Wbrew obawom, że budowa ronda na skrzyżowaniu ul. Kościuszki z Malczewskiego i Daszyńskiego spowoduje zatory w Kłodzku, ruch odbywa się sprawnie. Przypomnijmy, od soboty, 25 września wyłączona została z ruchu jedna jezdnia na wiadukcie, a ruch odbywa się drugą jezdnią w obie strony. Nieduże problemy pojawiają się jedynie w godzinach porannych i popołudniowych – tak jak zazwyczaj o tych porach. Jak widać, mieszkańcy przywykli do ruchu jedną jezdnią, kiedy z powodu uszkodzenia filaru mostu, jedna z jezdni została wyłączona z użytku. Dodatkowo, w opinii kierowców, rezygnacja ze świateł na ul. Połabskiej także udrożniła ruch.

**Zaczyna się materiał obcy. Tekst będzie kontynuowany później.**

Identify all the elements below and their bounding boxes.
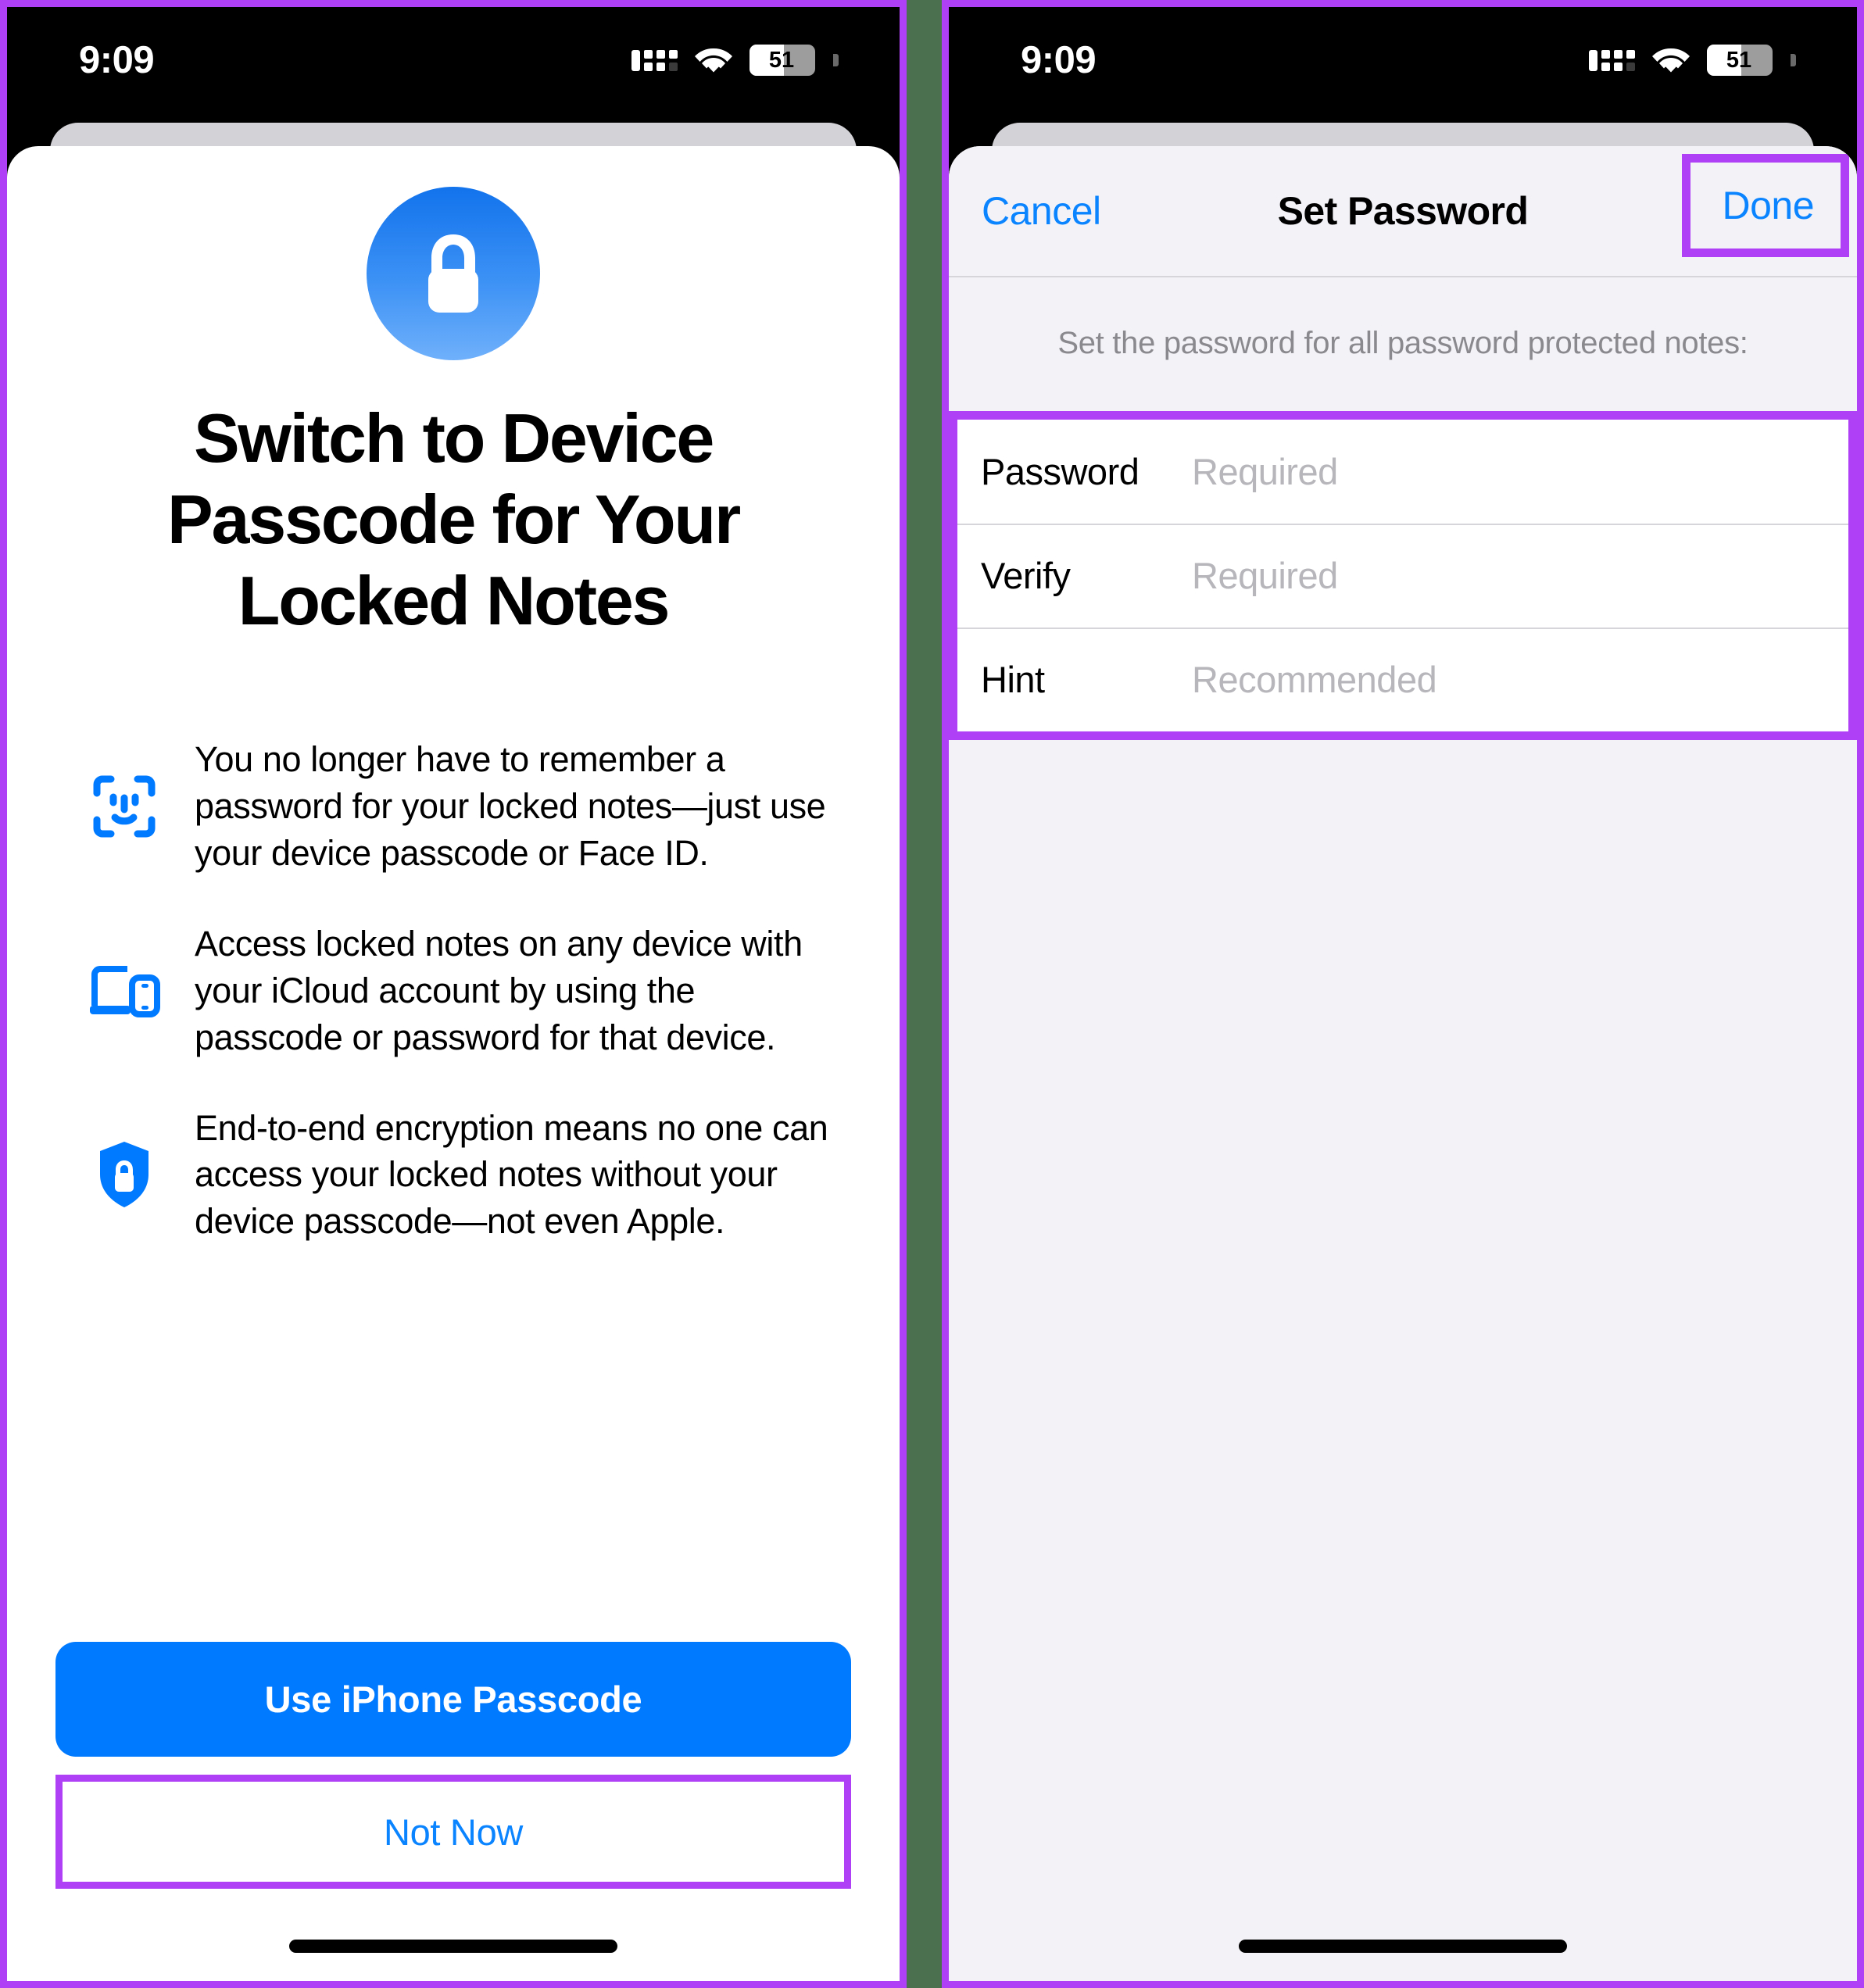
page-title: Switch to Device Passcode for Your Locke… bbox=[166, 399, 741, 639]
shield-lock-icon bbox=[88, 1139, 160, 1210]
battery-cap-icon bbox=[833, 54, 839, 66]
left-phone-screen: 9:09 51 Switch to Device Passcode for Yo… bbox=[0, 0, 907, 1988]
lock-badge-icon bbox=[367, 187, 540, 360]
navigation-bar: Cancel Set Password Done bbox=[949, 146, 1857, 277]
set-password-sheet: Cancel Set Password Done Set the passwor… bbox=[949, 146, 1857, 1981]
status-icons: 51 bbox=[631, 30, 839, 76]
form-empty-area bbox=[949, 740, 1857, 1981]
feature-text: End-to-end encryption means no one can a… bbox=[195, 1107, 828, 1242]
onboarding-sheet: Switch to Device Passcode for Your Locke… bbox=[7, 146, 900, 1981]
feature-text: Access locked notes on any device with y… bbox=[195, 924, 803, 1057]
verify-input[interactable] bbox=[1192, 554, 1848, 597]
password-input[interactable] bbox=[1192, 450, 1848, 493]
feature-list: You no longer have to remember a passwor… bbox=[7, 736, 900, 1642]
battery-level: 51 bbox=[768, 47, 795, 73]
wifi-icon bbox=[693, 45, 734, 75]
done-highlight: Done bbox=[1682, 154, 1849, 257]
list-item: End-to-end encryption means no one can a… bbox=[88, 1105, 835, 1246]
home-bar bbox=[1239, 1940, 1567, 1953]
battery-cap-icon bbox=[1791, 54, 1796, 66]
battery-icon: 51 bbox=[1707, 45, 1773, 76]
status-time: 9:09 bbox=[79, 39, 155, 81]
hint-field-label: Hint bbox=[981, 659, 1045, 700]
wifi-icon bbox=[1651, 45, 1691, 75]
password-field-row[interactable]: Password bbox=[957, 420, 1848, 524]
password-field-label: Password bbox=[981, 451, 1140, 492]
status-icons: 51 bbox=[1589, 30, 1796, 76]
devices-laptop-phone-icon bbox=[88, 955, 160, 1027]
password-fields-highlight: Password Verify Hint bbox=[949, 411, 1857, 740]
not-now-button[interactable]: Not Now bbox=[63, 1782, 844, 1882]
feature-text: You no longer have to remember a passwor… bbox=[195, 739, 826, 874]
home-indicator-left bbox=[7, 1940, 900, 1953]
hint-field-row[interactable]: Hint bbox=[957, 628, 1848, 731]
cellular-signal-icon bbox=[631, 49, 678, 71]
onboarding-hero: Switch to Device Passcode for Your Locke… bbox=[7, 146, 900, 641]
verify-field-label: Verify bbox=[981, 555, 1071, 596]
done-button[interactable]: Done bbox=[1722, 183, 1814, 228]
cellular-signal-icon bbox=[1589, 49, 1635, 71]
list-item: Access locked notes on any device with y… bbox=[88, 921, 835, 1061]
battery-icon: 51 bbox=[750, 45, 815, 76]
list-item: You no longer have to remember a passwor… bbox=[88, 736, 835, 877]
battery-level: 51 bbox=[1726, 47, 1752, 73]
form-caption: Set the password for all password protec… bbox=[949, 277, 1857, 411]
status-time: 9:09 bbox=[1021, 39, 1097, 81]
home-bar bbox=[289, 1940, 617, 1953]
right-phone-screen: 9:09 51 Cancel Set Password Done Set the… bbox=[942, 0, 1864, 1988]
screenshot-root: 9:09 51 Switch to Device Passcode for Yo… bbox=[0, 0, 1864, 1988]
home-indicator-right bbox=[949, 1940, 1857, 1953]
hint-input[interactable] bbox=[1192, 658, 1848, 701]
not-now-highlight: Not Now bbox=[55, 1775, 851, 1889]
cancel-button[interactable]: Cancel bbox=[982, 188, 1101, 234]
face-id-icon bbox=[88, 771, 160, 842]
verify-field-row[interactable]: Verify bbox=[957, 524, 1848, 628]
status-bar-left: 9:09 51 bbox=[7, 7, 900, 99]
use-iphone-passcode-button[interactable]: Use iPhone Passcode bbox=[55, 1642, 851, 1757]
onboarding-actions: Use iPhone Passcode Not Now bbox=[7, 1642, 900, 1889]
status-bar-right: 9:09 51 bbox=[949, 7, 1857, 99]
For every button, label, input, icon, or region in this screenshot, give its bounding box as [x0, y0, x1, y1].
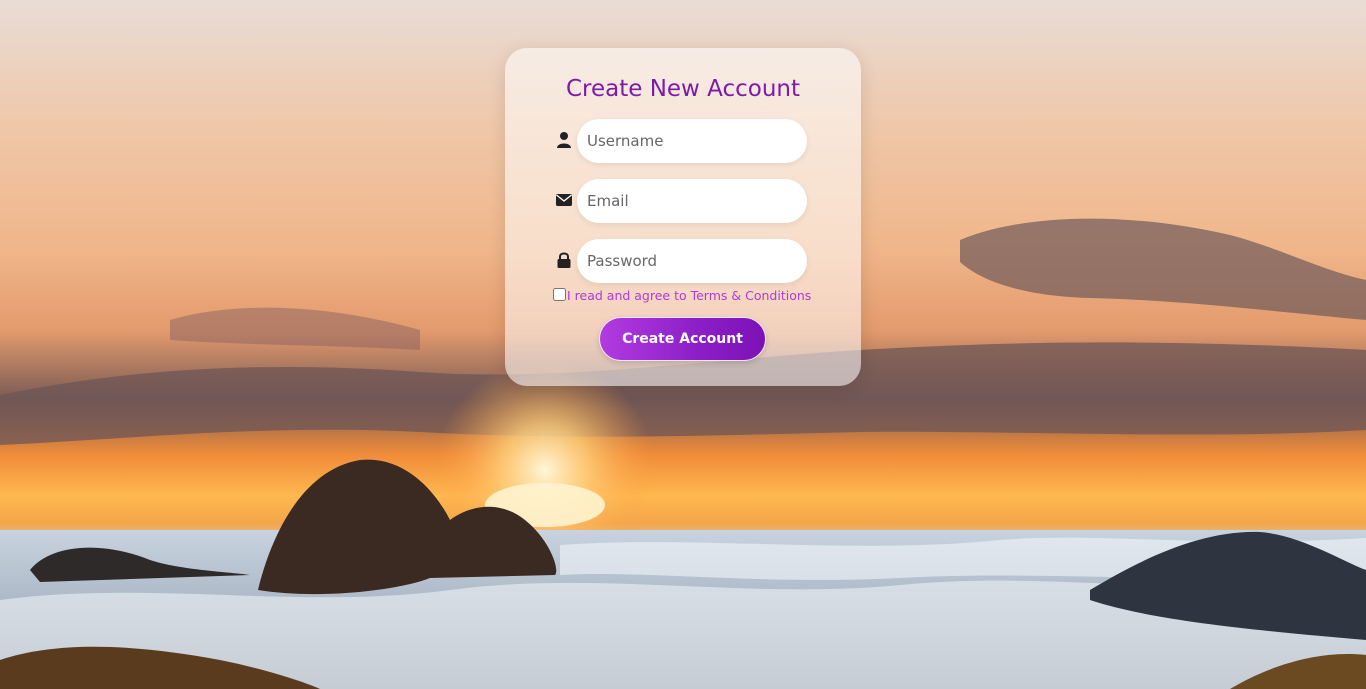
- password-row: [555, 239, 815, 283]
- envelope-icon: [555, 191, 573, 209]
- form-title: Create New Account: [565, 76, 801, 102]
- lock-icon: [555, 251, 573, 269]
- email-input[interactable]: [577, 179, 807, 223]
- signup-card: Create New Account I read: [505, 48, 861, 386]
- terms-label[interactable]: I read and agree to Terms & Conditions: [567, 288, 811, 303]
- password-input[interactable]: [577, 239, 807, 283]
- username-input[interactable]: [577, 119, 807, 163]
- user-icon: [555, 131, 573, 149]
- terms-row: I read and agree to Terms & Conditions: [553, 288, 853, 304]
- email-row: [555, 179, 815, 223]
- terms-checkbox[interactable]: [553, 288, 566, 301]
- username-row: [555, 119, 815, 163]
- create-account-button[interactable]: Create Account: [599, 317, 766, 361]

Planowany czas zakończenia prac to październik tego roku.
Przy obwodnicy Kłodzka też są światła z których korzysta WORD. Prawdą jest , że wyłączone światła przy wiadukcie upłynniły ruch i jest lepiej. Może tak pozostawić ?
Pełna zgoda, ta sygnalizacja świetlna na skrzyżowaniu to totalna lipa.
Zrobiona chyba po to żeby mógł powstać oddział WORD-u w Kłodzku a tym samym mogły by sie odbywać egzaminy na prawko
„sc” bełkocze.
Wyłaczyć światła na stałe, zablokować możliwość przejazdu prosto przez skrzyżowanie w kierunku biedronki- objazd przez lutycką i żadnych korków nie będzie.
No i skończą się wreszcie durnowate zawody w driftowaniu w Kłodzku.